SACRAMENTO — Just when it looked like Democrats had devised a way out of their suffocating impasse with Republicans over the state budget, Gov. Arnold Schwarzenegger stepped in Thursday afternoon with this message: Not so fast.
In a dramatic day at the Capitol that alternately had on display exultant Democrats, angry Republicans and a frustrated Schwarzenegger, the governor announced he would veto a Democratic gambit to raise billions in new revenue.
By exploiting a legal loophole over the definition of taxes vs. fees, Democrats had hoped to sidestep the state's two-thirds majority hurdle for raising taxes. But the part of the package that offended the governor most did not involve the end-run on taxes; instead, Schwarzenegger said the proposal did not go far enough to trim spending and stimulate the economy.
"I hope they go back to the drawing board and take this more seriously, rather than playing games," the governor said shortly after Democrats passed their proposal in a near-party line vote.
The veto announcement sends legislative leaders back to square one, although Democrats may have won at least a partial victory in that Schwarzenegger — unlike Republicans and taxpayer advocates who have threatened to sue — did not challenge the overall design of the plan.

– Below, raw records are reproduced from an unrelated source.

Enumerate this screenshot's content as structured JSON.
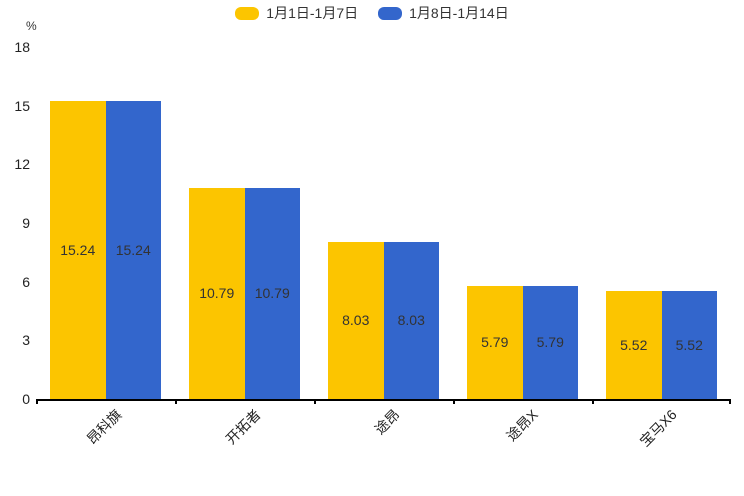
{
  "chart_data": {
    "type": "bar",
    "categories": [
      "昂科旗",
      "开拓者",
      "途昂",
      "途昂X",
      "宝马X6"
    ],
    "series": [
      {
        "name": "1月1日-1月7日",
        "color": "#FCC500",
        "values": [
          15.24,
          10.79,
          8.03,
          5.79,
          5.52
        ]
      },
      {
        "name": "1月8日-1月14日",
        "color": "#3366CC",
        "values": [
          15.24,
          10.79,
          8.03,
          5.79,
          5.52
        ]
      }
    ],
    "title": "",
    "xlabel": "",
    "ylabel": "%",
    "ylim": [
      0,
      18
    ],
    "yticks": [
      0,
      3,
      6,
      9,
      12,
      15,
      18
    ],
    "grid": false,
    "legend_position": "top",
    "bar_value_labels": true,
    "axis_color": "#000000",
    "label_color": "#333333"
  }
}
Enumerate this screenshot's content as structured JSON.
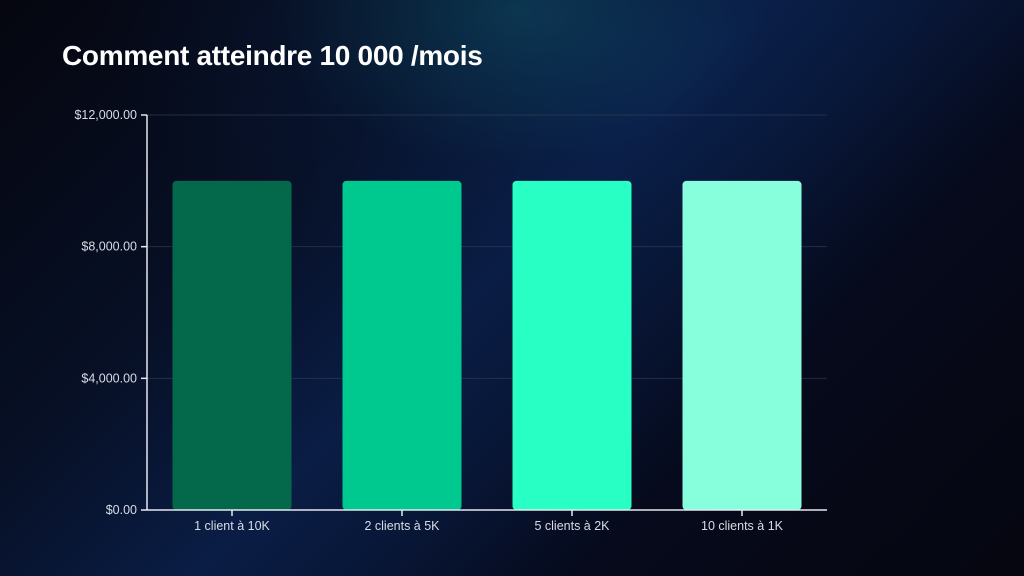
{
  "chart_data": {
    "type": "bar",
    "title": "Comment atteindre 10 000 /mois",
    "categories": [
      "1 client à 10K",
      "2 clients à 5K",
      "5 clients à 2K",
      "10 clients à 1K"
    ],
    "values": [
      10000,
      10000,
      10000,
      10000
    ],
    "colors": [
      "#04694a",
      "#00c98f",
      "#27ffc4",
      "#87ffdd"
    ],
    "ylim": [
      0,
      12000
    ],
    "yticks": [
      0,
      4000,
      8000,
      12000
    ],
    "ytick_labels": [
      "$0.00",
      "$4,000.00",
      "$8,000.00",
      "$12,000.00"
    ],
    "xlabel": "",
    "ylabel": "",
    "grid": true,
    "legend": "none"
  }
}
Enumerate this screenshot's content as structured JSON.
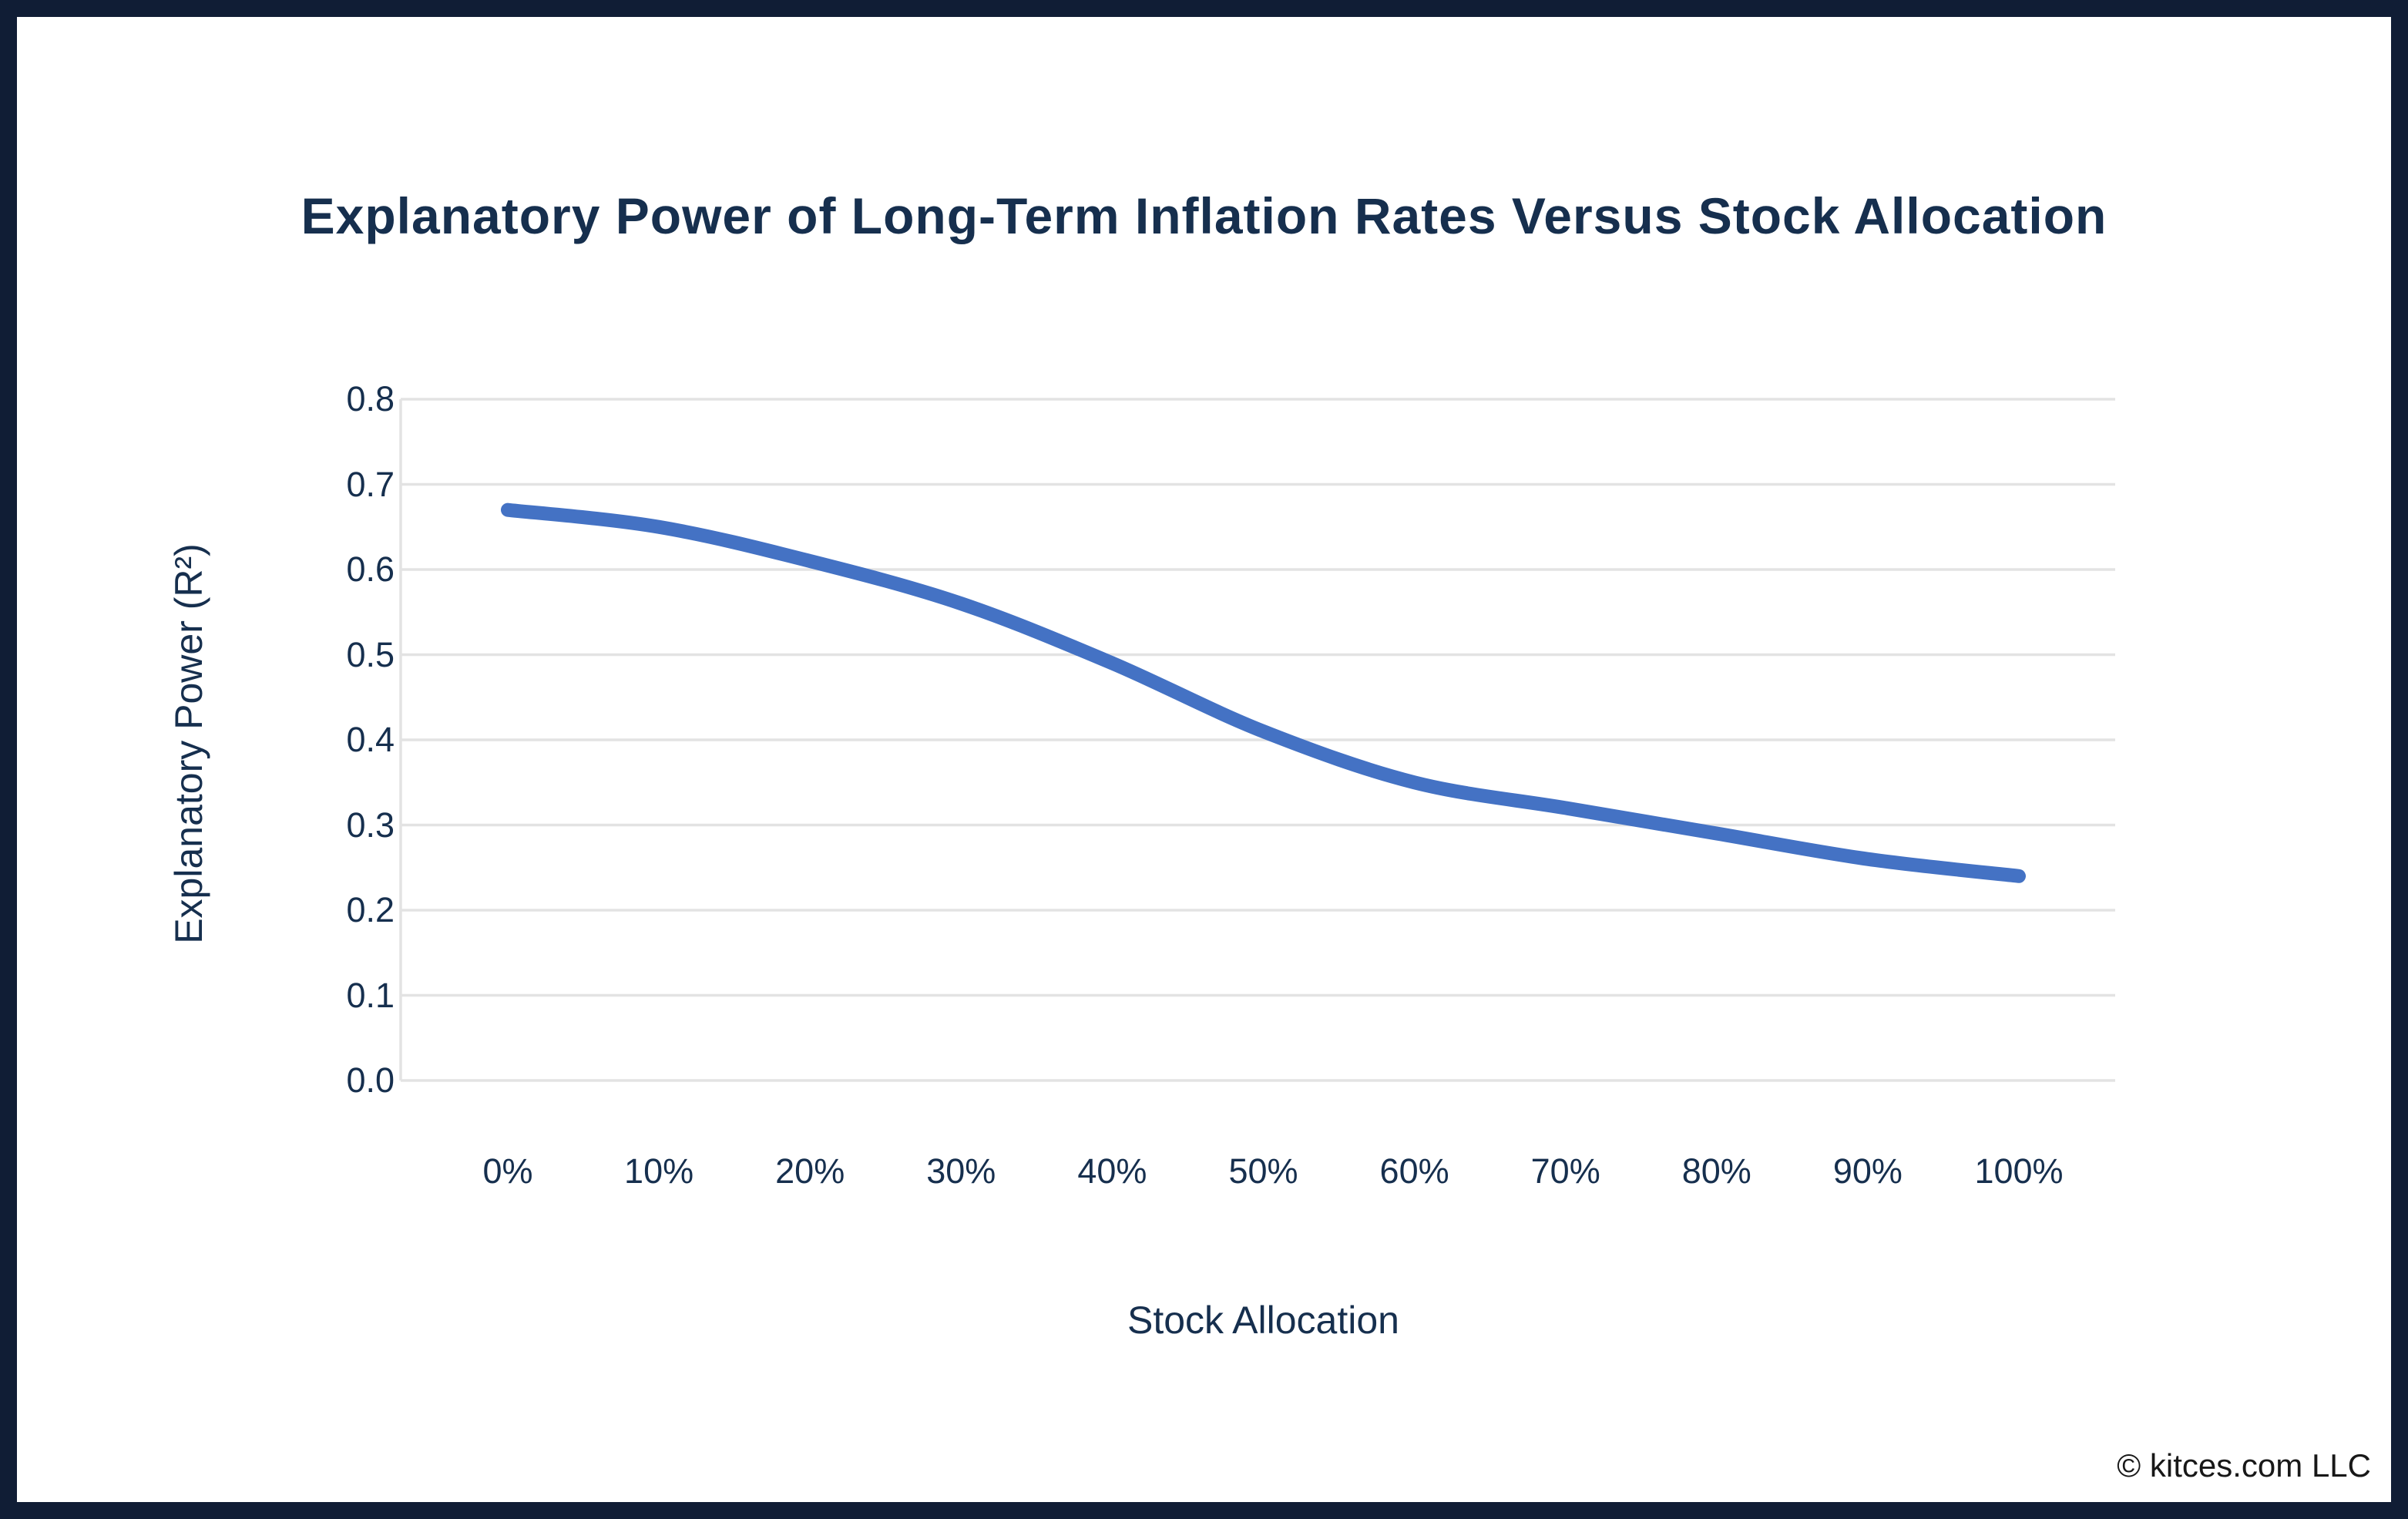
{
  "title": "Explanatory Power of Long-Term Inflation Rates Versus Stock Allocation",
  "footer": {
    "copyright": "© kitces.com LLC"
  },
  "colors": {
    "frame_border": "#101d35",
    "text_navy": "#162f4e",
    "line_blue": "#4472C4",
    "gridline_gray": "#e3e3e3"
  },
  "chart_data": {
    "type": "line",
    "title": "Explanatory Power of Long-Term Inflation Rates Versus Stock Allocation",
    "xlabel": "Stock Allocation",
    "ylabel": "Explanatory Power (R²)",
    "categories": [
      "0%",
      "10%",
      "20%",
      "30%",
      "40%",
      "50%",
      "60%",
      "70%",
      "80%",
      "90%",
      "100%"
    ],
    "values": [
      0.67,
      0.65,
      0.61,
      0.56,
      0.49,
      0.41,
      0.35,
      0.32,
      0.29,
      0.26,
      0.24
    ],
    "ylim": [
      0.0,
      0.8
    ],
    "yticks": [
      "0.0",
      "0.1",
      "0.2",
      "0.3",
      "0.4",
      "0.5",
      "0.6",
      "0.7",
      "0.8"
    ],
    "grid": "horizontal",
    "legend": "none",
    "line_color": "#4472C4",
    "line_smoothing": "spline"
  }
}
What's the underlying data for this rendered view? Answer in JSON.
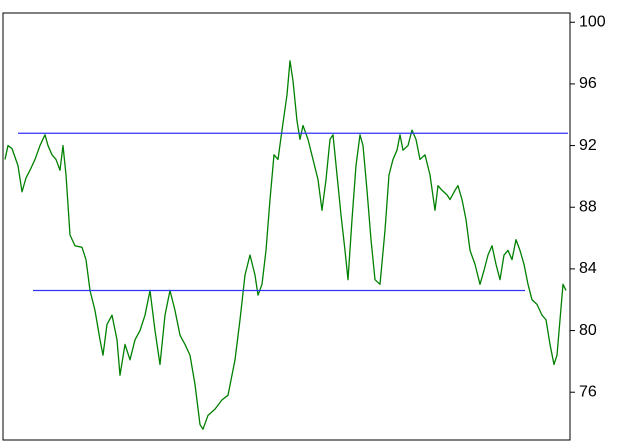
{
  "chart_data": {
    "type": "line",
    "xlim": [
      3,
      570
    ],
    "ylim": [
      72.9,
      100.6
    ],
    "yticks": [
      76,
      80,
      84,
      88,
      92,
      96,
      100
    ],
    "axis_side": "right",
    "series": [
      {
        "color": "#008000",
        "x": [
          5,
          8,
          12,
          18,
          22,
          26,
          30,
          35,
          40,
          45,
          48,
          52,
          56,
          60,
          63,
          66,
          70,
          75,
          82,
          86,
          90,
          95,
          100,
          103,
          107,
          112,
          117,
          120,
          125,
          130,
          135,
          140,
          145,
          150,
          155,
          160,
          165,
          170,
          175,
          180,
          185,
          190,
          195,
          200,
          203,
          208,
          215,
          222,
          228,
          235,
          240,
          245,
          250,
          255,
          258,
          262,
          266,
          270,
          274,
          278,
          282,
          287,
          290,
          293,
          297,
          300,
          303,
          308,
          313,
          318,
          322,
          326,
          330,
          333,
          337,
          341,
          345,
          348,
          352,
          356,
          360,
          363,
          367,
          371,
          375,
          380,
          385,
          389,
          393,
          397,
          400,
          403,
          408,
          412,
          416,
          420,
          425,
          430,
          435,
          438,
          442,
          447,
          450,
          455,
          458,
          462,
          466,
          470,
          475,
          480,
          484,
          488,
          492,
          496,
          500,
          504,
          508,
          512,
          516,
          520,
          524,
          528,
          532,
          537,
          542,
          546,
          550,
          554,
          557,
          560,
          563,
          566
        ],
        "values": [
          91.1,
          92.0,
          91.8,
          90.7,
          89.0,
          89.9,
          90.4,
          91.1,
          92.0,
          92.7,
          92.0,
          91.4,
          91.1,
          90.4,
          92.0,
          90.1,
          86.2,
          85.5,
          85.4,
          84.6,
          82.6,
          81.3,
          79.4,
          78.4,
          80.4,
          81.0,
          79.4,
          77.1,
          79.1,
          78.1,
          79.4,
          80.0,
          81.0,
          82.6,
          80.0,
          77.8,
          81.0,
          82.6,
          81.3,
          79.7,
          79.1,
          78.4,
          76.5,
          73.9,
          73.6,
          74.5,
          74.9,
          75.5,
          75.8,
          78.1,
          80.7,
          83.6,
          84.9,
          83.6,
          82.3,
          83.0,
          85.2,
          88.5,
          91.4,
          91.1,
          93.0,
          95.3,
          97.5,
          96.2,
          93.6,
          92.4,
          93.3,
          92.4,
          91.1,
          89.8,
          87.8,
          89.8,
          92.4,
          92.7,
          90.1,
          87.5,
          85.2,
          83.3,
          87.2,
          90.7,
          92.7,
          92.0,
          89.1,
          85.9,
          83.3,
          83.0,
          86.5,
          90.1,
          91.1,
          91.7,
          92.7,
          91.7,
          92.0,
          93.0,
          92.4,
          91.1,
          91.4,
          90.1,
          87.8,
          89.4,
          89.1,
          88.8,
          88.5,
          89.1,
          89.4,
          88.5,
          87.2,
          85.2,
          84.3,
          83.0,
          83.9,
          84.9,
          85.5,
          84.3,
          83.3,
          84.9,
          85.2,
          84.6,
          85.9,
          85.2,
          84.3,
          83.0,
          82.0,
          81.7,
          81.0,
          80.7,
          79.1,
          77.8,
          78.4,
          80.7,
          83.0,
          82.6
        ]
      },
      {
        "color": "#3333ff",
        "x": [
          18,
          568
        ],
        "values": [
          92.8,
          92.8
        ]
      },
      {
        "color": "#3333ff",
        "x": [
          33,
          525
        ],
        "values": [
          82.6,
          82.6
        ]
      }
    ]
  }
}
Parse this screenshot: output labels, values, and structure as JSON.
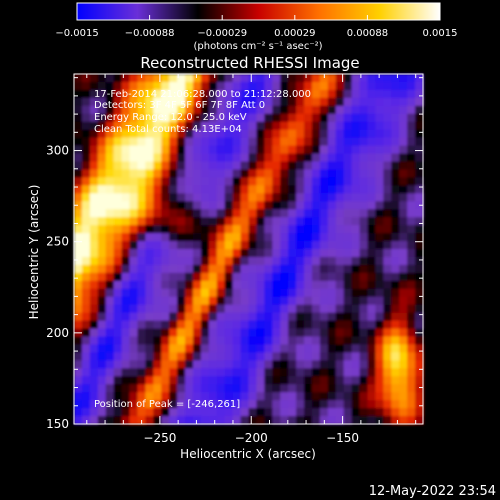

It was unclear Thursday when negotiations might resume, but when they do, they're expected to primarily involve the governor and Democrats, with
The minority party was not pleased by that prospect. "It's an outrageous abuse of power," said Sen. Dennis Hollingsworth, R-Murietta.
The plan would have generated $18 billion — slightly more than half from new taxes — to help reduce a deficit pegged at $40 billion through mid-2010. Californians would have paid a new fee on gasoline, a higher sales tax and an income tax surcharge. Democrats coupled the new tax revenue with cuts of $7.3 billion, affecting schools, health and human services and public transportation.
In announcing his veto, Schwarzenegger zeroed in on a list of items he requested to stimulate the economy, such as easing environmental regulations for construction projects, making it easier for the state to contract with private companies to fix roads and giving him broader authority to furlough state workers.
Democrats granted some, but not all, of his requests.
"They call it economic stimulus, but there's nothing there," said the governor, who also argued that new taxes must be paired with deeper cuts.
The budget package, as expected, sailed through both houses of the Legislature. Democratic leaders announced afterward that they were sending rank-and-file members home until the new year while urging Schwarzenegger to get on board.
"This is a golden opportunity for the governor to take a 44 percent bite out of the deficit," Senate President Pro Tem Darrell Steinberg, D-Sacramento, told reporters. In a written statement after the veto announcement, the Senate leader asked: "Is there any other credible, politically acceptable plan put forward by anyone to make an $18 billion-plus dent in California's budget deficit? The answer is no."
Schwarzenegger implored legislators to stay in Sacramento until Christmas, if need be, to continue work on the budget. The state is slated to run short of money to pay its bills in February, possibly forcing it to issue IOUs. Earlier this week, a state board cut off nearly $4 billion for infrastructure projects because the money is needed for cash flow.
"I don't think anyone should go home and celebrate," the governor said.
If he and Democratic leaders can resolve their differences, the controversy would almost certainly head to court.
Any legal battle with taxpayer advocates will have far-reaching implications. If the Democrats' approach — in essence replacing taxes, which take a two-thirds vote, with fees, which need only a majority — is deemed valid, they could return to the same strategy in the future. Steinberg said Thursday that he expects his party would do just that if the state's fiscal woes persist and Republicans continue to block taxes.
Legal experts said it's difficult to predict how a judge might rule, given that the proposal appears to be unprecedented, at least on the scale that Democrats propose. But on the basic fee-versus-tax argument, Democrats appear to be on solid footing, one legal expert said.
"Does it pass the laugh test, and would I defend it? Yes," said Jonathan Zasloff, a professor at UCLA School of Law. "Is it a slam dunk? No."